Written by Charles Wood and Bernard Cornwell
Directed by Tom Clegg
Spain, 1813: After victory at Vitoria, Wellington prepares to invade France. The depleted South Essex face heavy opposition at the French frontier and are forced to retreat.
With the invasion of France imminent and a lack of new recruits available, Major Sharpe (Sean Bean) receives orders to break up his regiment if he can’t find replacements for the men lost. Sharpe is a commoner who’s risen up in the ranks of the British Army despite his lack of pedigree. His Sergeant, Harper (Daragh O’Malley), accompanies Sharpe back to London as a Sergeant Major. They find the barracks where the new recruits of the second battalion are supposed to be housed almost deserted.

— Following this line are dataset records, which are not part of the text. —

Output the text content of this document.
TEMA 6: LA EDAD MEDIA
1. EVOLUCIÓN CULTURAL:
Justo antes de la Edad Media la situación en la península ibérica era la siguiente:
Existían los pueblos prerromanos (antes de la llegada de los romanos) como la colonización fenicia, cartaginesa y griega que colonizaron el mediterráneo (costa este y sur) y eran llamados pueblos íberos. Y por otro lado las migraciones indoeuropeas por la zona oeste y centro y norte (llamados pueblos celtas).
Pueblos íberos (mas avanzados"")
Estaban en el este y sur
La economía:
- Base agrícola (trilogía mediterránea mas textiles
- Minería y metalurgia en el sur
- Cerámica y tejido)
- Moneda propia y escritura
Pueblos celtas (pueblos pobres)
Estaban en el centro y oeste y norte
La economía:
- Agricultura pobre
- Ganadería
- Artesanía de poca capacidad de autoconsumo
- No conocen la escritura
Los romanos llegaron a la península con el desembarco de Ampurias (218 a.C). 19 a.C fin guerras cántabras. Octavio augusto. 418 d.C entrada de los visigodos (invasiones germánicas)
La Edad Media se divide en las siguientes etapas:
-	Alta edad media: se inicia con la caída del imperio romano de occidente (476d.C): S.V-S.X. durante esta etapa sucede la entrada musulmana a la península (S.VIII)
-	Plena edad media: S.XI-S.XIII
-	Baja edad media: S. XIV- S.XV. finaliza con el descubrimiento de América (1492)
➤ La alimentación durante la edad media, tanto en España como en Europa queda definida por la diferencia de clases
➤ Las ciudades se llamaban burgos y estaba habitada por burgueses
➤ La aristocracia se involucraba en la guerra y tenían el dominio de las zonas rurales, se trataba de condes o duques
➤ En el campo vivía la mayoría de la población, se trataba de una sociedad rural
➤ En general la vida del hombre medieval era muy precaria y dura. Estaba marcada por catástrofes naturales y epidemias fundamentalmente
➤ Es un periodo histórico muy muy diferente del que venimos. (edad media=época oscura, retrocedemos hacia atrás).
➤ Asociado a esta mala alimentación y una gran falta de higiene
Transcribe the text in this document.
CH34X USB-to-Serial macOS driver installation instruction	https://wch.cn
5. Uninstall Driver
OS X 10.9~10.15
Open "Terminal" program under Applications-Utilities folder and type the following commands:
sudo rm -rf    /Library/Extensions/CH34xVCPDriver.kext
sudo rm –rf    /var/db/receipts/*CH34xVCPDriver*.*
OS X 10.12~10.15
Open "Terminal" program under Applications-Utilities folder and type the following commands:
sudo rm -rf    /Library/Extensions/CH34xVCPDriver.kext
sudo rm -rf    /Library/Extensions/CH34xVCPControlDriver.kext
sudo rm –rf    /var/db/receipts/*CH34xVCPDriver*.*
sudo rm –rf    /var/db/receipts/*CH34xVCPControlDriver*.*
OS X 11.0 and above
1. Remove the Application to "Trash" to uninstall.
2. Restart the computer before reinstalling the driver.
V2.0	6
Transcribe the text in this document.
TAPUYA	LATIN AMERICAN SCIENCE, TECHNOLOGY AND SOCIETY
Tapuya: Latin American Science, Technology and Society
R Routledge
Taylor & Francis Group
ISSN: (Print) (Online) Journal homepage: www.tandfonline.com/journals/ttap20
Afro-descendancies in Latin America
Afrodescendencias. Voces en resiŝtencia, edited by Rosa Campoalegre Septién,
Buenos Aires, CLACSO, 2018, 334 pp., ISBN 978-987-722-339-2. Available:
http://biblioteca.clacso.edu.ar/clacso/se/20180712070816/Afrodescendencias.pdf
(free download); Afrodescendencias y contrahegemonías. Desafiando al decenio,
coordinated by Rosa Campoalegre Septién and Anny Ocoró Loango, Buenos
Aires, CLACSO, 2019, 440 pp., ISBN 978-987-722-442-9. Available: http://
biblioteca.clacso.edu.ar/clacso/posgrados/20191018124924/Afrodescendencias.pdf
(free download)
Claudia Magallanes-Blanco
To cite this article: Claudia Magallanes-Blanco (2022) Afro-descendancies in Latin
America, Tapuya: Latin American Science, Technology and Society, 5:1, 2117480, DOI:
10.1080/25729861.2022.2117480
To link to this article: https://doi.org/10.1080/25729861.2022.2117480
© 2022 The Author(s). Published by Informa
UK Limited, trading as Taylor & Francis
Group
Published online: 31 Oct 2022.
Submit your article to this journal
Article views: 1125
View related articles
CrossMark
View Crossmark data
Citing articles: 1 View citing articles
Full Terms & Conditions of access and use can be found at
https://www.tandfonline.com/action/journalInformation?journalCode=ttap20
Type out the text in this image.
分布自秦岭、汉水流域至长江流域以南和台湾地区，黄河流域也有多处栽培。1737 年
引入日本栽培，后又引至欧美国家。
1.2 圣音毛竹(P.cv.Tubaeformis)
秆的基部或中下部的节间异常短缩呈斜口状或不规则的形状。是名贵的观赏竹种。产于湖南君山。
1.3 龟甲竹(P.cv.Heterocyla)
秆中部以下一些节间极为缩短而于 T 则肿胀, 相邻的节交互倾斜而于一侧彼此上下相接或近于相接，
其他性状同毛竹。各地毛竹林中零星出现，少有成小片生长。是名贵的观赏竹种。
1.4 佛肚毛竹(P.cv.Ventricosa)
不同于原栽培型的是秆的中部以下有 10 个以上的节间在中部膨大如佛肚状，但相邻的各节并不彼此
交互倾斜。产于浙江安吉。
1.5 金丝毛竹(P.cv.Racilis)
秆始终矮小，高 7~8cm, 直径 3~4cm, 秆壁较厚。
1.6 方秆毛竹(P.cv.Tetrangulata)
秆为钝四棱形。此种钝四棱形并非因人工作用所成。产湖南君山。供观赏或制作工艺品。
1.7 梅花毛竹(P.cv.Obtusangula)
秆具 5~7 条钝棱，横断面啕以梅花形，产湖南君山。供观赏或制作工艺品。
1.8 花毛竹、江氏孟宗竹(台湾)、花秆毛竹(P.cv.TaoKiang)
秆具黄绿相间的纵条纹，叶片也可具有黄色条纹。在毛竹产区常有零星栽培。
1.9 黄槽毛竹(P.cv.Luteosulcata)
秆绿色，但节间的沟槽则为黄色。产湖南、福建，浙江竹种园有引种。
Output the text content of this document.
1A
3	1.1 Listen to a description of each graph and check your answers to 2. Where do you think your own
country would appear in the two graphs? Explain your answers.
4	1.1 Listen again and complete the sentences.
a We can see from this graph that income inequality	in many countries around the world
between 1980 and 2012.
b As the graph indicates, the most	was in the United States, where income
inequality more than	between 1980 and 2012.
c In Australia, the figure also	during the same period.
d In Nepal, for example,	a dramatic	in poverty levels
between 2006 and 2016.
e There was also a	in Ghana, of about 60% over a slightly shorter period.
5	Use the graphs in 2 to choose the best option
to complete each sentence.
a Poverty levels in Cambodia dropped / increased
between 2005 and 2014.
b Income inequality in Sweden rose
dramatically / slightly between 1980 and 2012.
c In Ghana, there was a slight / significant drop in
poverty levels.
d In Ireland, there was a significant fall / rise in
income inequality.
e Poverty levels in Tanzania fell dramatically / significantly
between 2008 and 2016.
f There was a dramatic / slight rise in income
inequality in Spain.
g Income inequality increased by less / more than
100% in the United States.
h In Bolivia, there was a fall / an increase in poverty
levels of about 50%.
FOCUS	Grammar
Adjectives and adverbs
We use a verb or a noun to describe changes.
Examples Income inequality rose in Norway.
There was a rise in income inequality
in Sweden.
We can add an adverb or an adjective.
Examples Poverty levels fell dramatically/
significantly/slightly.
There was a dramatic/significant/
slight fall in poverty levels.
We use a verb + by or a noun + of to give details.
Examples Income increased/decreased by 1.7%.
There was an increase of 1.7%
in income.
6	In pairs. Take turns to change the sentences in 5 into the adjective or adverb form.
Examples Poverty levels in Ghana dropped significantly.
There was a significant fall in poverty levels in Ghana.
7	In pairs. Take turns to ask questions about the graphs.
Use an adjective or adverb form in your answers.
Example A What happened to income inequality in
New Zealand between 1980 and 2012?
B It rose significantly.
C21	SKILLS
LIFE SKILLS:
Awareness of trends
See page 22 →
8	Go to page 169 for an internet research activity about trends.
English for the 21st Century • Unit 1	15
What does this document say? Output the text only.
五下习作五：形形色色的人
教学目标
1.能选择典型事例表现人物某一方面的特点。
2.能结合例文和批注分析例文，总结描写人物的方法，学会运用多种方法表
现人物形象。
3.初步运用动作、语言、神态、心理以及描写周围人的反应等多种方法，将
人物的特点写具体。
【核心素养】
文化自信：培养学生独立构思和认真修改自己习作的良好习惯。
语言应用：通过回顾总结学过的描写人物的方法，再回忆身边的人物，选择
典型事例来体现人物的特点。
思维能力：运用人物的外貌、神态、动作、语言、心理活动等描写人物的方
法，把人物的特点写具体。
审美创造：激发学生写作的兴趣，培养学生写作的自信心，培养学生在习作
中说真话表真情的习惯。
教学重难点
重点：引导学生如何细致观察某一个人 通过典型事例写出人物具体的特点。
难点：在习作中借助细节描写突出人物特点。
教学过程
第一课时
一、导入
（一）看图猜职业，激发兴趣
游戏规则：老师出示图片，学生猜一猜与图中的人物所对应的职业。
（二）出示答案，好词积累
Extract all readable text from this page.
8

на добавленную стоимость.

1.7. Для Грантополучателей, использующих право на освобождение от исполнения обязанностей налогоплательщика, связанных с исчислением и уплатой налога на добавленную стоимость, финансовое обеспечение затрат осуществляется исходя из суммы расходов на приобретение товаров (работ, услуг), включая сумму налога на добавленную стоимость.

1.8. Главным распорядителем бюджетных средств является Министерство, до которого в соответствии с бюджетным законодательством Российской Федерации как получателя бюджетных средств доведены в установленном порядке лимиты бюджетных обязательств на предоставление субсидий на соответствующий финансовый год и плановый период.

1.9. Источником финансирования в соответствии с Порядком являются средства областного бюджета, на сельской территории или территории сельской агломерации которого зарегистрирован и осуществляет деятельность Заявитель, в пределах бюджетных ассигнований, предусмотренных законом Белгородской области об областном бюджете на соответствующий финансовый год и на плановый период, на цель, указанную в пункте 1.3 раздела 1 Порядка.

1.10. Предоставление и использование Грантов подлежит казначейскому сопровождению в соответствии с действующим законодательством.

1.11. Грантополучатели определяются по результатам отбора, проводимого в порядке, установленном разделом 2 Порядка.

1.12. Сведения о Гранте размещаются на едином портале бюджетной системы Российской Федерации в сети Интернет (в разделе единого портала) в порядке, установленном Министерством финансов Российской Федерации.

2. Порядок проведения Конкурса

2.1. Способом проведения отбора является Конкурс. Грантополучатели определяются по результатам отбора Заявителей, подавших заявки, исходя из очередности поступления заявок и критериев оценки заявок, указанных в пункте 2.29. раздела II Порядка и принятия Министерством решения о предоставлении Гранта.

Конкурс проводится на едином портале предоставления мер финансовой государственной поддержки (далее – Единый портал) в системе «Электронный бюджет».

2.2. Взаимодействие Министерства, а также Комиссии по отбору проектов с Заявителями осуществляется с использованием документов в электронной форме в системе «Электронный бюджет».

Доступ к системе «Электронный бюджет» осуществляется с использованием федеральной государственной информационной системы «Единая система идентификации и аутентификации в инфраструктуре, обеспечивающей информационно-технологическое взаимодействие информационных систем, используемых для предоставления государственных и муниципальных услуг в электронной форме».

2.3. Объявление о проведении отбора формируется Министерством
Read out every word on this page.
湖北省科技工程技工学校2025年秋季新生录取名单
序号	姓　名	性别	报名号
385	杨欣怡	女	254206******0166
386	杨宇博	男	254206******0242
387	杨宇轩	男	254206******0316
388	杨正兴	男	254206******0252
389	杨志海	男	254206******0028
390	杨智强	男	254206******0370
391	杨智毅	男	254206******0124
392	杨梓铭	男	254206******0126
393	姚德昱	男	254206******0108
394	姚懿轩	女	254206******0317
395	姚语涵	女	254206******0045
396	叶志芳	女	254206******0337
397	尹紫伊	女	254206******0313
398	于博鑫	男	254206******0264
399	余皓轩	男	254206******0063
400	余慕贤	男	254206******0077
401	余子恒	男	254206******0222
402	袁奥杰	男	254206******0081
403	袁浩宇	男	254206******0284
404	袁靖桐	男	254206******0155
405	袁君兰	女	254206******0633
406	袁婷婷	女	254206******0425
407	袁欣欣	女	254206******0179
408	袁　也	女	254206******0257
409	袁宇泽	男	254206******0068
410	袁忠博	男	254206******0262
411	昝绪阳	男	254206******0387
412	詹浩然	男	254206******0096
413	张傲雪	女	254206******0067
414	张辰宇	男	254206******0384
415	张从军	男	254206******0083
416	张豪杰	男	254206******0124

Sharpe then has an audience with the Prince Regent (Julian Fellowes) who is somewhat disturbed – okay, he’s a raving lunatic. As he gazes at the French Eagle which Sharpe secured for him in Sharpe’s Eagle, he imagines that he was there in the battle. Sharpe manages to inform him of his plight with regard to the lack of replacements for the Second Battalion. When the Prince questions his Secretary of War, Fenner (Nicholas Farrell), he states that the missing regiment only exists on paper.
Sharpe knows this isn’t true and uses an assassination attempt to stage his and Harper’s deaths. They then sign-on as new recruits to find out what’s really going on.
In addition to this being a change of pace from the usual battles against the enemy on the fields of France and Spain, it shows a very different part of the British military tradition. Rather than showing what joining up was like for Harper and Sharpe in a series of flashbacks, the opportunity to do so is shown here in the guise of solving the mystery as to what’s going on with the newest recruits.
It also puts Sharpe and Harper in a battle of wills against those who are part of the corrupt establishment. With the lack of new recruits available, commanders often resort to underhanded practices to keep their battalions at peak strength. In this case, the recruits were being lured in with tales of the glory of Major Sharpe and the false promises of the opportunity to serve in Spain as he did, only to be sold off to other officers capable of paying off those reaping the rewards of this highly illegal practice.
There are several villains here, including Sharpe’s old nemesis, Sir Henry Simmerson (Michael Cochrane). He has ordered his niece, Jane (Abagail Cruttenden) to wed Colonel Girdwood (Mark Lambert) who is one of the officers training the recruits and part of the corruption. Fenner also has no problems using his position to subjugate Lady Anne (Caroline Langrishe), who is smart enough to watch for her opening to help Sharpe and Jane take him down with the rest of them. All of the villains do a terrific job without going over the top. They are believable as aristocracy who just simply believe that because of their positions they won’t be caught.
Sean Bean did a terrific job here as Sharpe, especially since it is a change of pace. Sharpe has to rely more on his wits and ingenuity here than brute force and honor as he usually does on the battlefield. Bean has Sharpe seemingly more at home on the backstreets of London than he initially was commanding men, something completely in line with the character’s history. It’s a terrific piece of acting.
Daragh O’Malley is the one who really gets to shine here as the Irishman Harper. I hadn’t seen him treated that disparagingly on the battlefield because of his heritage, but here as a new recruit both Girdwood and a brutal Sergeant instantly have it in for him because of his heritage. O’Malley carries himself with indignation below the surface which I could see simmering in his eyes as he had to endure the abuse leveled at him. Watching Harper humiliate the Sergeant in revenge once he can reveal himself to be a Sergeant Major is pure delight.
There is a battle scene at the end as the invasion of France is begun. It’s not up there with many of the other battle scenes in the series, but Sean Bean does an excellent job leading the men into battle. The fervor he exhibits is very obviously contagious and leaves me looking forward to continuing the series as they close in on Napoleon.